The Triangular Antitegmatic Hexacontatetrachoron
The triangular antitegmatic hexacontatetrachoron is a Catalan polychoron bounded by 64 triangular trapezohedra, 192 kites (96 large, 96 small), 208 edges (64 short, 96 medium, 48 long), and 80 vertices. It is the dual of the runcinated tesseract.
As a Catalan polychoron, it is cell-transitive. Each cell is a triangular trapezohedron having triangular symmetry around its axis.
On one end of this axis is a cluster of 3 short edges, shown above in green,
and on the other end a cluster of 3 long edges, shown above in red. Wrapping
around its equator
are 6 medium length edges, shown above in blue. The
edge length ratio (short : medium : long) is (1/7)√(76+37√2) : 2 : 4−√2, or
approximately 0.809 : 1 : 1.293.
As can be seen above, the kite faces of each cell are of two kinds: small kites having two short edges and two medium edges, and large kites having two medium edges and two large edges. There are a total of 96 small kites and 96 large kites in the entire polytope.
The vertices are of 4 kinds: 8 corresponding with an embedded 16-cell, 24 corresponding with an embedded 24-cell (rectified 16-cell), 32 corresponding with a rectified tesseract, and 16 corresponding with an embedded tesseract, for a total of 80 vertices.

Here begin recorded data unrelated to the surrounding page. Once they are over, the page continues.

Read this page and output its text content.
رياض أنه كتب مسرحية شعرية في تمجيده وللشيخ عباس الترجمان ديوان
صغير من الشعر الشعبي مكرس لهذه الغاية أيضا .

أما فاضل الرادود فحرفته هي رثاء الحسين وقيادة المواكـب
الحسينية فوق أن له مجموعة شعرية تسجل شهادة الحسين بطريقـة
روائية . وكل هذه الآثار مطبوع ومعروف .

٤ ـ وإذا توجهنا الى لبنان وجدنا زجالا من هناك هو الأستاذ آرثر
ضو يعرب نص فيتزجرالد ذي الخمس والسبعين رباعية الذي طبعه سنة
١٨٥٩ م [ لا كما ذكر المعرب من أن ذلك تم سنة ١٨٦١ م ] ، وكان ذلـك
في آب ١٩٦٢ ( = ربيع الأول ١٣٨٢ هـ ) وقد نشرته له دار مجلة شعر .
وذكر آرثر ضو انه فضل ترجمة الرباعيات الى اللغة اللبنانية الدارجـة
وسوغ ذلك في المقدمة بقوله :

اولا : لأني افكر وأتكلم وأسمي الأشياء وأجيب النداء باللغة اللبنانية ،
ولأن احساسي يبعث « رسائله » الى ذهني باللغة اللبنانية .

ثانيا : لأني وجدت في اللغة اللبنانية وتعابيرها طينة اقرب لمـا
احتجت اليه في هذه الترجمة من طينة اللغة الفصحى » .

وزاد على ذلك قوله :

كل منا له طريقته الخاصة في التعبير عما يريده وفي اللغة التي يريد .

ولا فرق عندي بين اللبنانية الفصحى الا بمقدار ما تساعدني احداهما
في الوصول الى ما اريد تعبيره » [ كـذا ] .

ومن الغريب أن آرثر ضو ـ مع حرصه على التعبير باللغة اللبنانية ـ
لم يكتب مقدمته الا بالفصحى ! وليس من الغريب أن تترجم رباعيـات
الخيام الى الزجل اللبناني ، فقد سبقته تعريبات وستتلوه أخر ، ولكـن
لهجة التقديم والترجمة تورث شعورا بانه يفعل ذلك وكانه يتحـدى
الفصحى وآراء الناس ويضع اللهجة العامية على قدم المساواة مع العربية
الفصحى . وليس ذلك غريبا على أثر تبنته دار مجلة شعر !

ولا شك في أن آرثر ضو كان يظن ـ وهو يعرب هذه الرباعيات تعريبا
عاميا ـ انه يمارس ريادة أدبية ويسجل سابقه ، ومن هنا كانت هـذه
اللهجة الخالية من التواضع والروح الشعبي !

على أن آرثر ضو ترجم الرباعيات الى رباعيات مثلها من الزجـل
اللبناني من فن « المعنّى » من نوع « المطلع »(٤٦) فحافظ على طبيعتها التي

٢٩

The projection envelope of the triangular antitegmatic hexacontatetrachoron is the deltoidal icositetrahedron (with exact proportions), the analogous Catalan solid.
Structure
We will explore the structure of the triangular antitegmatic hexacontatetrachoron using its parallel projections into 3D.

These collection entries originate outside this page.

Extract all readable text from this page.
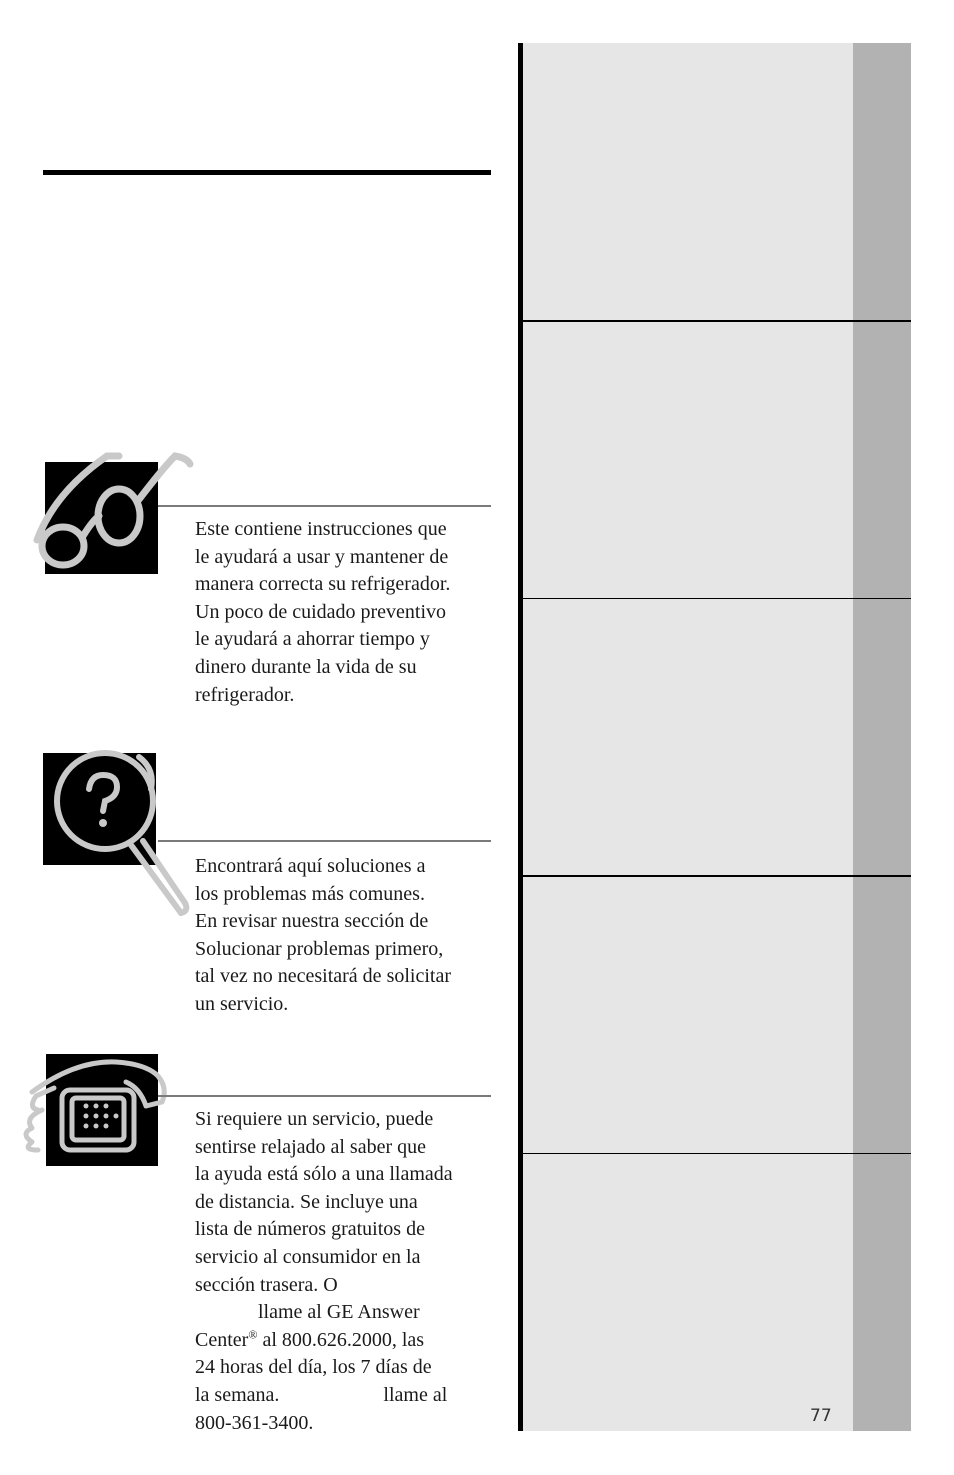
Este contiene instrucciones que
le ayudará a usar y mantener de
manera correcta su refrigerador.
Un poco de cuidado preventivo
le ayudará a ahorrar tiempo y
dinero durante la vida de su
refrigerador.

Encontrará aquí soluciones a
los problemas más comunes.
En revisar nuestra sección de
Solucionar problemas primero,
tal vez no necesitará de solicitar
un servicio.

Si requiere un servicio, puede
sentirse relajado al saber que
la ayuda está sólo a una llamada
de distancia. Se incluye una
lista de números gratuitos de
servicio al consumidor en la
sección trasera. O

llame al GE Answer
Center® al 800.626.2000, las
24 horas del día, los 7 días de
la semana.	llame al
800-361-3400.	77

The above images show the 8 triangular trapezohedral cells touching the vertex that lies closest to the 4D viewpoint. For clarity, we render the other cells in a light transparent color.
Surrounding these cells are another 24 cells, shown below:
These cells look somewhat distorted because they lie at an angle to the 4D viewpoint and are foreshortened by the projection into 3D. In 4D, however, they are identical to the previous cells.
These are all the cells that lie on the near side of the polychoron. After this point, the same layout of cells repeat in reverse order on the far side of the polytope. Thus, on the near side there are 8 + 24 = 32 cells, and on the far side there are 24 + 8 = 32 cells, for a total of 64 cells.
Coordinates
The Cartesian coordinates of the triangular antitegmatic hexacontatetrachoron are all permutations of coordinate and changes of sign of:
- (0, 0, 0, 14(√2−1))
- (0, 0, 7(2−√2), 7(2−√2))
- (0, 2(3−√2), 2(3−√2), 2(3−√2))
- ((4−√2), (4−√2), (4−√2), (4−√2))
These coordinates correspond with a dual runcinated tesseract of edge length 1/7.